By way of comparison, Barack Obama won the state by 15,000 votes in 2008, and Mitt Romney won by 117,000 in 2012.
But the Fourth Circuit didn’t just strike down North Carolina’s new rules. The three-judge panel wrote an opinion filled with fiery rhetoric that condemned the state legislature for acting with discriminatory intent. It noted that “after years of preclearance and expansion of voting access, by 2013 African American registration and turnout rates had finally reached near-parity with white registration and turnout rates. African Americans were poised to act as a major electoral force.”
But that year, after the Supreme Court ruled that part of the Voting Rights Act was unconstitutional, the state “requested data on the use, by race, of a number of voting practices. Upon receipt of the race data, the General Assembly enacted legislation that restricted voting and registration in five different ways, all of which disproportionately affected African Americans… Although the new provisions target African Americans with almost surgical precision, they constitute inapt remedies for the problems assertedly justifying them and, in fact, impose cures for problems that did not exist.”
These are unusually strong words, both in ordinary language and in legalese. It’s not just that North Carolina’s law happens to affect communities of color—the Court found that it was intended to do so all along.

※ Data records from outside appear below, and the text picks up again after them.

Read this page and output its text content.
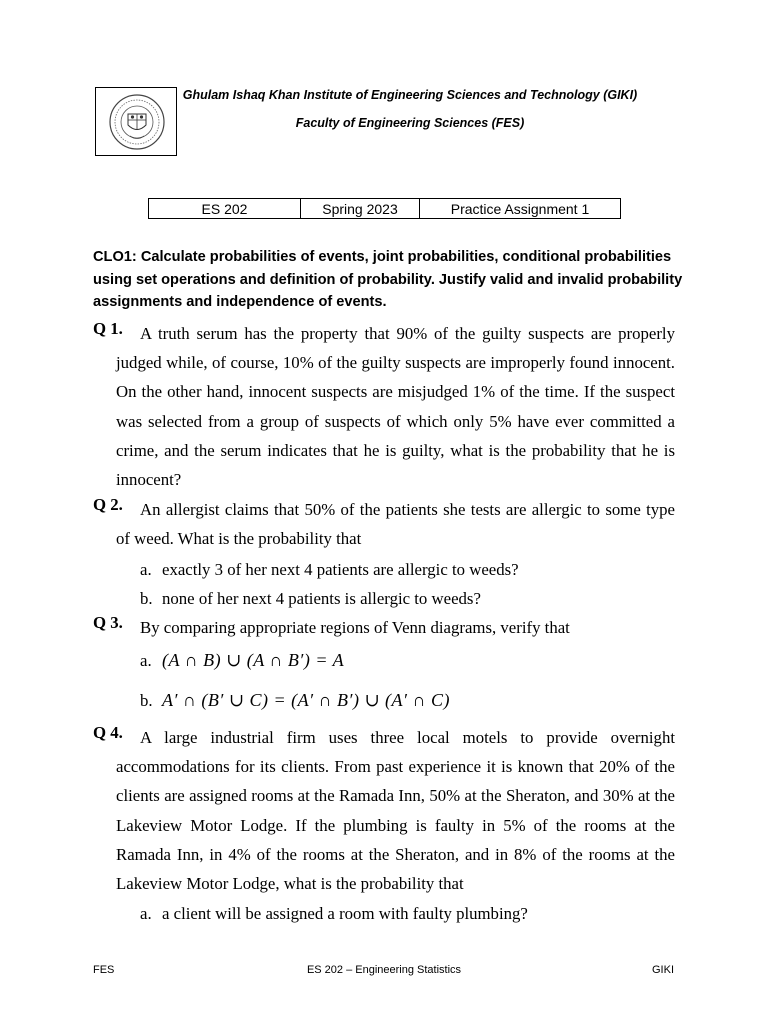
Ghulam Ishaq Khan Institute of Engineering Sciences and Technology (GIKI)
Faculty of Engineering Sciences (FES)
ES 202	Spring 2023	Practice Assignment 1
CLO1: Calculate probabilities of events, joint probabilities, conditional probabilities using set operations and definition of probability. Justify valid and invalid probability assignments and independence of events.
Q 1.	A truth serum has the property that 90% of the guilty suspects are properly judged while, of course, 10% of the guilty suspects are improperly found innocent. On the other hand, innocent suspects are misjudged 1% of the time. If the suspect was selected from a group of suspects of which only 5% have ever committed a crime, and the serum indicates that he is guilty, what is the probability that he is innocent?
Q 2.	An allergist claims that 50% of the patients she tests are allergic to some type of weed. What is the probability that
a. exactly 3 of her next 4 patients are allergic to weeds?
b. none of her next 4 patients is allergic to weeds?
Q 3.	By comparing appropriate regions of Venn diagrams, verify that
a. (A ∩ B) ∪ (A ∩ B′) = A
b. A′ ∩ (B′ ∪ C) = (A′ ∩ B′) ∪ (A′ ∩ C)
Q 4.	A large industrial firm uses three local motels to provide overnight accommodations for its clients. From past experience it is known that 20% of the clients are assigned rooms at the Ramada Inn, 50% at the Sheraton, and 30% at the Lakeview Motor Lodge. If the plumbing is faulty in 5% of the rooms at the Ramada Inn, in 4% of the rooms at the Sheraton, and in 8% of the rooms at the Lakeview Motor Lodge, what is the probability that
a. a client will be assigned a room with faulty plumbing?
FES	ES 202 – Engineering Statistics	GIKI
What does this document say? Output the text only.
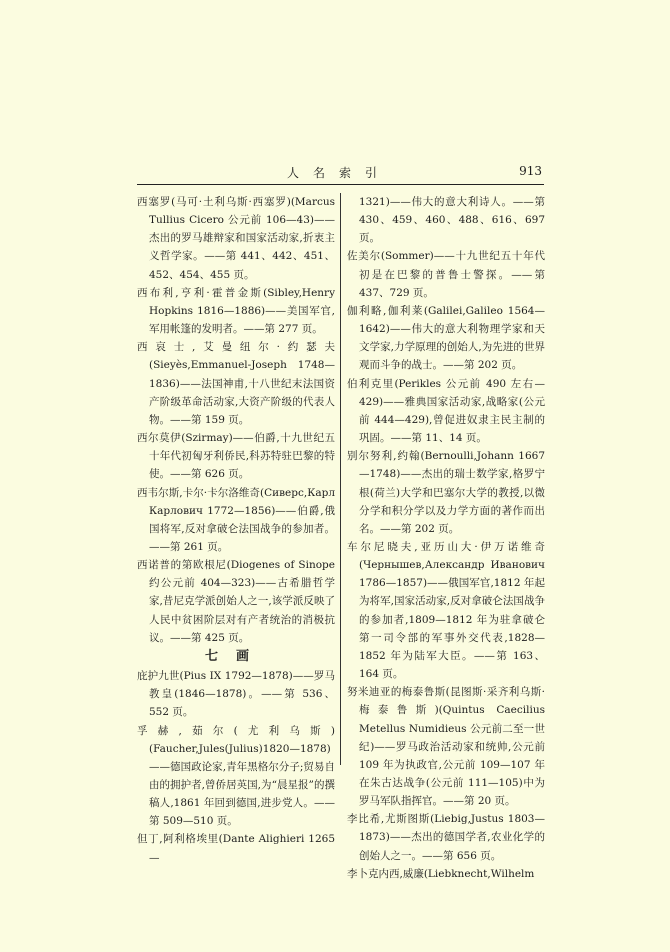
人名索引	913

西塞罗(马可·土利乌斯·西塞罗)(Marcus Tullius Cicero 公元前 106—43)——杰出的罗马雄辩家和国家活动家,折衷主义哲学家。——第 441、442、451、452、454、455 页。

西布利,亨利·霍普金斯(Sibley,Henry Hopkins 1816—1886)——美国军官,军用帐篷的发明者。——第 277 页。

西哀士,艾曼纽尔·约瑟夫(Sieyès,Emmanuel-Joseph 1748—1836)——法国神甫,十八世纪末法国资产阶级革命活动家,大资产阶级的代表人物。——第 159 页。

西尔莫伊(Szirmay)——伯爵,十九世纪五十年代初匈牙利侨民,科苏特驻巴黎的特使。——第 626 页。

西韦尔斯,卡尔·卡尔洛维奇(Сиверс,Карл Карлович 1772—1856)——伯爵,俄国将军,反对拿破仑法国战争的参加者。——第 261 页。

西诺普的第欧根尼(Diogenes of Sinope 约公元前 404—323)——古希腊哲学家,昔尼克学派创始人之一,该学派反映了人民中贫困阶层对有产者统治的消极抗议。——第 425 页。

七画

庇护九世(Pius IX 1792—1878)——罗马教皇(1846—1878)。——第 536、552 页。

孚赫,茹尔(尤利乌斯)(Faucher,Jules(Julius)1820—1878)——德国政论家,青年黑格尔分子;贸易自由的拥护者,曾侨居英国,为“晨星报”的撰稿人,1861 年回到德国,进步党人。——第 509—510 页。

但丁,阿利格埃里(Dante Alighieri 1265—

1321)——伟大的意大利诗人。——第 430、459、460、488、616、697 页。

佐美尔(Sommer)——十九世纪五十年代初是在巴黎的普鲁士警探。——第 437、729 页。

伽利略,伽利莱(Galilei,Galileo 1564—1642)——伟大的意大利物理学家和天文学家,力学原理的创始人,为先进的世界观而斗争的战士。——第 202 页。

伯利克里(Perikles 公元前 490 左右—429)——雅典国家活动家,战略家(公元前 444—429),曾促进奴隶主民主制的巩固。——第 11、14 页。

别尔努利,约翰(Bernoulli,Johann 1667—1748)——杰出的瑞士数学家,格罗宁根(荷兰)大学和巴塞尔大学的教授,以微分学和积分学以及力学方面的著作而出名。——第 202 页。

车尔尼晓夫,亚历山大·伊万诺维奇(Чернышев,Александр Иванович 1786—1857)——俄国军官,1812 年起为将军,国家活动家,反对拿破仑法国战争的参加者,1809—1812 年为驻拿破仑第一司令部的军事外交代表,1828—1852 年为陆军大臣。——第 163、164 页。

努米迪亚的梅泰鲁斯(昆图斯·采齐利乌斯·梅泰鲁斯)(Quintus Caecilius Metellus Numidieus 公元前二至一世纪)——罗马政治活动家和统帅,公元前 109 年为执政官,公元前 109—107 年在朱古达战争(公元前 111—105)中为罗马军队指挥官。——第 20 页。

李比希,尤斯图斯(Liebig,Justus 1803—1873)——杰出的德国学者,农业化学的创始人之一。——第 656 页。

李卜克内西,威廉(Liebknecht,Wilhelm
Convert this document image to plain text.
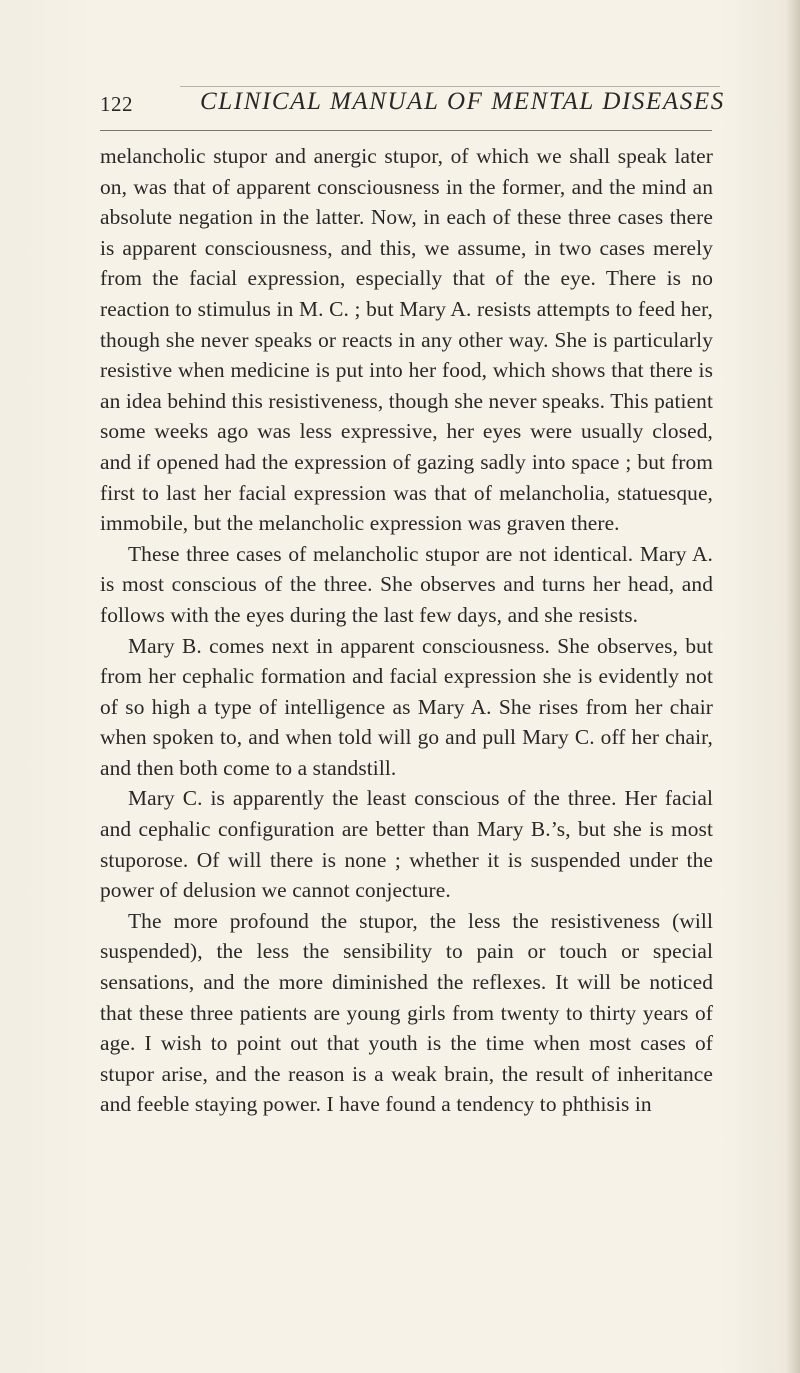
122	CLINICAL MANUAL OF MENTAL DISEASES

melancholic stupor and anergic stupor, of which we shall speak later on, was that of apparent consciousness in the former, and the mind an absolute negation in the latter. Now, in each of these three cases there is apparent consciousness, and this, we assume, in two cases merely from the facial expression, especially that of the eye. There is no reaction to stimulus in M. C. ; but Mary A. resists attempts to feed her, though she never speaks or reacts in any other way. She is particularly resistive when medicine is put into her food, which shows that there is an idea behind this resistiveness, though she never speaks. This patient some weeks ago was less expressive, her eyes were usually closed, and if opened had the expression of gazing sadly into space ; but from first to last her facial expression was that of melancholia, statuesque, immobile, but the melancholic expression was graven there.

These three cases of melancholic stupor are not identical. Mary A. is most conscious of the three. She observes and turns her head, and follows with the eyes during the last few days, and she resists.

Mary B. comes next in apparent consciousness. She observes, but from her cephalic formation and facial expression she is evidently not of so high a type of intelligence as Mary A. She rises from her chair when spoken to, and when told will go and pull Mary C. off her chair, and then both come to a standstill.

Mary C. is apparently the least conscious of the three. Her facial and cephalic configuration are better than Mary B.’s, but she is most stuporose. Of will there is none ; whether it is suspended under the power of delusion we cannot conjecture.

The more profound the stupor, the less the resistiveness (will suspended), the less the sensibility to pain or touch or special sensations, and the more diminished the reflexes. It will be noticed that these three patients are young girls from twenty to thirty years of age. I wish to point out that youth is the time when most cases of stupor arise, and the reason is a weak brain, the result of inheritance and feeble staying power. I have found a tendency to phthisis in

That’s different from the Fifth Circuit’s finding that Texas’s Voter ID law had a disparate impact on minority communities. It’s actually calling out North Carolina for racial discrimination.
Does that mean that North Carolina’s legislators are racist? Not quite.
“Discriminatory intent means singling out a group on the basis of race and trying to disadvantage them on that basis,” Ho explained. “It doesn’t matter if you hate black voters, or don’t like how black voters vote. If you’re targeting them, that is discrimination.”
That, the appeals court found, is exactly what North Carolina did. Inventing a voter fraud crisis that didn’t exist, the state “required in-person voters to show certain photo IDs, beginning in 2016, which African Americans disproportionately lacked, and eliminated or reduced registration and voting access tools that African Americans disproportionately used.”
All this correlation, the court ruled, couldn’t be an accident. There was no smoking gun—no careless comment about disenfranchising black voters—but the way the gun was loaded, aimed, and fired left no doubt about the law’s purpose.
“The only clear factor linking these various ‘reforms’ is their impact on African American voters,” the court held. “The record thus makes obvious that the ‘problem’ the majority in the General Assembly sought to remedy was emerging support for the minority party.”
The cases in Wisconsin, Texas, and North Carolina represent a sea change in judicial opinion about voting restrictions. And with challenges pending in Ohio, Virginia, and Kansas, it seems like voter suppression’s days may be numbered.
Ho told The Daily Beast that public opinion is shifting as well.
“When these laws first got passed, people thought ‘what’s the big deal—I have ID.’ But the truth is that while 90 percent of us do have ID, 10 percent don’t… and it’s those folks that these laws target. Not everyone has the same advantages that we have or live in the same circles.”
In the meantime, North Carolina’s photo ID requirement, changes to early voting, same-day registration, out-of-precinct voting, and preregistration have all been put on hold. A million more voters will now go to the polls.
And while the state could appeal, Ho said, with a little bit of bragging in his voice, “I don’t like their odds.”